Christopher’s Haven, a sanctuary for cancer kids and their families

They arrive in Boston, Massachusetts, with apprehension and hope, from cities and small towns across the United States and Canada, Europe and Africa. And for the next two months, these families will call the high-rise apartment building at One Emerson Place “home.”

There on one floor, Christopher’s Haven provides seven furnished apartments — and unwavering emotional support — to families of kids being treated at nearby Francis H. Burr Proton Therapy Center, part of Massachusetts General Hospital (MGH). “Families come to Christopher’s Haven expecting a decent place to live,” says Martha Bernard Welsh, Executive Director of the nonprofit that has been providing housing for the past five years. “What they don’t expect is the environment of openness and support and care — from family to family. It is such a sanctuary for kids with cancer, for their parents and their siblings.” And the sanctuary is a kind of therapy, she says.  Families all know what one another are going through and quickly develop bonds of comfort and support. “They are in a common world,” Welsh says. “Conversations are funny and intense. People become incredible friends and those friendships last.”

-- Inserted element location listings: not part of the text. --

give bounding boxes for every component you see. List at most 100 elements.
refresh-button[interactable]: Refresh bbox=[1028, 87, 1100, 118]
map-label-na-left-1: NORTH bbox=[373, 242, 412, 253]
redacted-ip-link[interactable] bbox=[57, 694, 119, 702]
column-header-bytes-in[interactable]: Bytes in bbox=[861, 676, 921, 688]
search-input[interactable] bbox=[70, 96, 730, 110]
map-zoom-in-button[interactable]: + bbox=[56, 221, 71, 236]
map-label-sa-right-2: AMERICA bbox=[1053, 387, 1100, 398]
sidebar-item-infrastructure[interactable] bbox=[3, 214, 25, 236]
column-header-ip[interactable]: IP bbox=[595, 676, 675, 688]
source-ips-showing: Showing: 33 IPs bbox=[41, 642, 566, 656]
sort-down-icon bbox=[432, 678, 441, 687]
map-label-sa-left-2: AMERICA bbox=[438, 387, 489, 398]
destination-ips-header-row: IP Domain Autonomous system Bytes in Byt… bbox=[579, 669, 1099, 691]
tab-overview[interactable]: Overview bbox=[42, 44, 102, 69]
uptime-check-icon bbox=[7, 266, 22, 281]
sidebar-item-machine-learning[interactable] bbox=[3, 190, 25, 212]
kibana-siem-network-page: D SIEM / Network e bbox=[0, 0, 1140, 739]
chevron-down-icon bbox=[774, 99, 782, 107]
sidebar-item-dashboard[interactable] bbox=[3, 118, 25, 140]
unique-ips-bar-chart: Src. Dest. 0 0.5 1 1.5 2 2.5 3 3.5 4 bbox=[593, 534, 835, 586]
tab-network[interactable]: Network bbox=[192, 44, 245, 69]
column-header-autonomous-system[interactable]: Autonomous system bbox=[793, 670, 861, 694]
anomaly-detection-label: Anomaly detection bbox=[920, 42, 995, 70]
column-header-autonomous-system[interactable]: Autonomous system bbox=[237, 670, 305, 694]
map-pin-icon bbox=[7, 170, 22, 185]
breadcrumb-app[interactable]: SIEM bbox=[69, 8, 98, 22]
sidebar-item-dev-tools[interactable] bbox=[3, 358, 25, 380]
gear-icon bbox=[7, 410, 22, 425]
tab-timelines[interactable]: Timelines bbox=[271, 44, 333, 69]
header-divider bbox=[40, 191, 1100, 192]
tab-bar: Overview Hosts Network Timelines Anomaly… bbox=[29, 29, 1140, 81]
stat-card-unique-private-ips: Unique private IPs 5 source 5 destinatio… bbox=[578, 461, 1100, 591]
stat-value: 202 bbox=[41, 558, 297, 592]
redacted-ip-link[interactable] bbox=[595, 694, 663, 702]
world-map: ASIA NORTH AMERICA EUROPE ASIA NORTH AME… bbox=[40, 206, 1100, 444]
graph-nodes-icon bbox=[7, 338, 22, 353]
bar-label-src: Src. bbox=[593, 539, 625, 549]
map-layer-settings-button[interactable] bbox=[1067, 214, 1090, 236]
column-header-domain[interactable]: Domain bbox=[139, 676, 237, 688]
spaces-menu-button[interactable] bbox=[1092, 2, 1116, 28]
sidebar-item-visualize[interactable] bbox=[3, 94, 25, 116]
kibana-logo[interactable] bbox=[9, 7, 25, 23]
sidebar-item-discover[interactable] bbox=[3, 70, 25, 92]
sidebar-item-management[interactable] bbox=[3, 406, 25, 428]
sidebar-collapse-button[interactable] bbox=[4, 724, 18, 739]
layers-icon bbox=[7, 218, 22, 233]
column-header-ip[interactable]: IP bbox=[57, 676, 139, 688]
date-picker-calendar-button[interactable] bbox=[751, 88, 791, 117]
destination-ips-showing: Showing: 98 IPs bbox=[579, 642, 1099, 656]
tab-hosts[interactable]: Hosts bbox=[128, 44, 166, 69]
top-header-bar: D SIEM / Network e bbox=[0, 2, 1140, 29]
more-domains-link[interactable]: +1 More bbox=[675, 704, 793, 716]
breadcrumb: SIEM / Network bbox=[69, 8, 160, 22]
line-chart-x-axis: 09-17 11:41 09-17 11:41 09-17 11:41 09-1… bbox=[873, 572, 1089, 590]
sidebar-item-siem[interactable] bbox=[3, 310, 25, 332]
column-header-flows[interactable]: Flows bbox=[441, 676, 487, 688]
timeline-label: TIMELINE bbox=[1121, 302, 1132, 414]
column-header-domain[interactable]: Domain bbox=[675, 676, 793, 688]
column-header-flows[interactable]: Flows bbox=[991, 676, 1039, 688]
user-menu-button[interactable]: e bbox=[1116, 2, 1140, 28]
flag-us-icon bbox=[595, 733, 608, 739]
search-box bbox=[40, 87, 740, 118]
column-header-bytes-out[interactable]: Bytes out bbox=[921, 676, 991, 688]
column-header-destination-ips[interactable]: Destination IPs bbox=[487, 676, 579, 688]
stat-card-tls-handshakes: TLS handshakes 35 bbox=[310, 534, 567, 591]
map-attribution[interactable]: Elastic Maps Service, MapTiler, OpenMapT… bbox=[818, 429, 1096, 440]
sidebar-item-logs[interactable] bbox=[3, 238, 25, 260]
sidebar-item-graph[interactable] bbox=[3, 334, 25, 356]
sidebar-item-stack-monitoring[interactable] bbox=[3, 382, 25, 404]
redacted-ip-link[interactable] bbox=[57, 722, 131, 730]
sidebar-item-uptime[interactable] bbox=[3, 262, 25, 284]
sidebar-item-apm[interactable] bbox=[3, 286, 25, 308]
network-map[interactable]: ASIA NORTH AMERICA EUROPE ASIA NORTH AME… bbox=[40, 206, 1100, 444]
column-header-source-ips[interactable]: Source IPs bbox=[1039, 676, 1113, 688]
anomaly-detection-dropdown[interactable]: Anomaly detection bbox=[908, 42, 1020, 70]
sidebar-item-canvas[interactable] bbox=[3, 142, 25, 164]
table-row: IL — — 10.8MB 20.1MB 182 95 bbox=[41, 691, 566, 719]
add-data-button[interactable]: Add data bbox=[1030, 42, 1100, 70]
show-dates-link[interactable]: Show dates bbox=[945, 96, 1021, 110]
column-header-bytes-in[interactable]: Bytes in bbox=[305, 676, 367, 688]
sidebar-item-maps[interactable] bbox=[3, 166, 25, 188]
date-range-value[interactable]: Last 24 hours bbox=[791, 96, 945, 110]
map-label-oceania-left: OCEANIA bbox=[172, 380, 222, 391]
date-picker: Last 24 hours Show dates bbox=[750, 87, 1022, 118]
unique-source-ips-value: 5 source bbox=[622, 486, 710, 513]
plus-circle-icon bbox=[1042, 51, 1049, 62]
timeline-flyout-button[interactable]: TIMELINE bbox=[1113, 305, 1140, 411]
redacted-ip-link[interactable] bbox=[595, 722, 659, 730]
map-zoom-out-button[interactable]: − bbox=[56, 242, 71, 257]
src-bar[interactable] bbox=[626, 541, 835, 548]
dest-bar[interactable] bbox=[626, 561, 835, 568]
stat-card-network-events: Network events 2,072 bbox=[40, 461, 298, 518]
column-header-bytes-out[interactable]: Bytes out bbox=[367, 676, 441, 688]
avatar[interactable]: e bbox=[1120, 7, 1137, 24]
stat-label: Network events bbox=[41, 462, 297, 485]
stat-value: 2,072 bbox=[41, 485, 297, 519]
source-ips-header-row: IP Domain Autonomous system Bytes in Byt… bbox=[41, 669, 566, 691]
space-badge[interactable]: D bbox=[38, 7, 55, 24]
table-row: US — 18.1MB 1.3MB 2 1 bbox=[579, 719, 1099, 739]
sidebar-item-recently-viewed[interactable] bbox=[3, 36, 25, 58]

Proton beam treatments of children with cancer typically take six to eight weeks. “You come to Boston from someplace in the world — Boston being a very expensive city — and you’re looking at a hospital discounted rate at the local Holiday Inn of $189 a night,” Welsh says. The prospect of spending $12,000 just on housing during a family’s eight-week stay can put parents in a very difficult spot. Some are considering conventional cancer care closer to home “or they’re thinking about selling everything to make it work,” she says. “Coming to Christopher’s Haven is simply a far better solution.” At Christopher’s Haven, families typically pay $30 per night, the generosity of donors underwriting the true housing costs.


Living away from the comforts and normalcy of home is incredibly stressful on most families, Welsh says, to say nothing of the circumstances that have required the temporary move. “This is four times the duration of your typical vacation,” she says. “A couple of kids and adults in a hotel room for that long? Even the nicest hotel wears out its welcome.” The physicians, nurses and social work staff at MGH talk regularly with the staff at Christopher’s Haven to accommodate families who are traveling to Boston for pediatric proton treatments. “We don’t look at any family finances to assess ability to pay,” Welsh says, “the social worker has a sense of that. In the end, it comes down to the medical staff prioritizing who needs our community of support and should stay with us.” Other families will stay at the nearby Hope Lodge or Ronald McDonald House. At Christopher’s Haven, “families are free to live the way they do,” she says. “Furniture is moved around. Kitchens are completely rearranged. They are making their apartment their own. “The model of having an apartment with a key and a lock works,” Welsh adds. “Families need that normalcy. And they need caring friendships nearby to give them strength and comfort. And laughter.”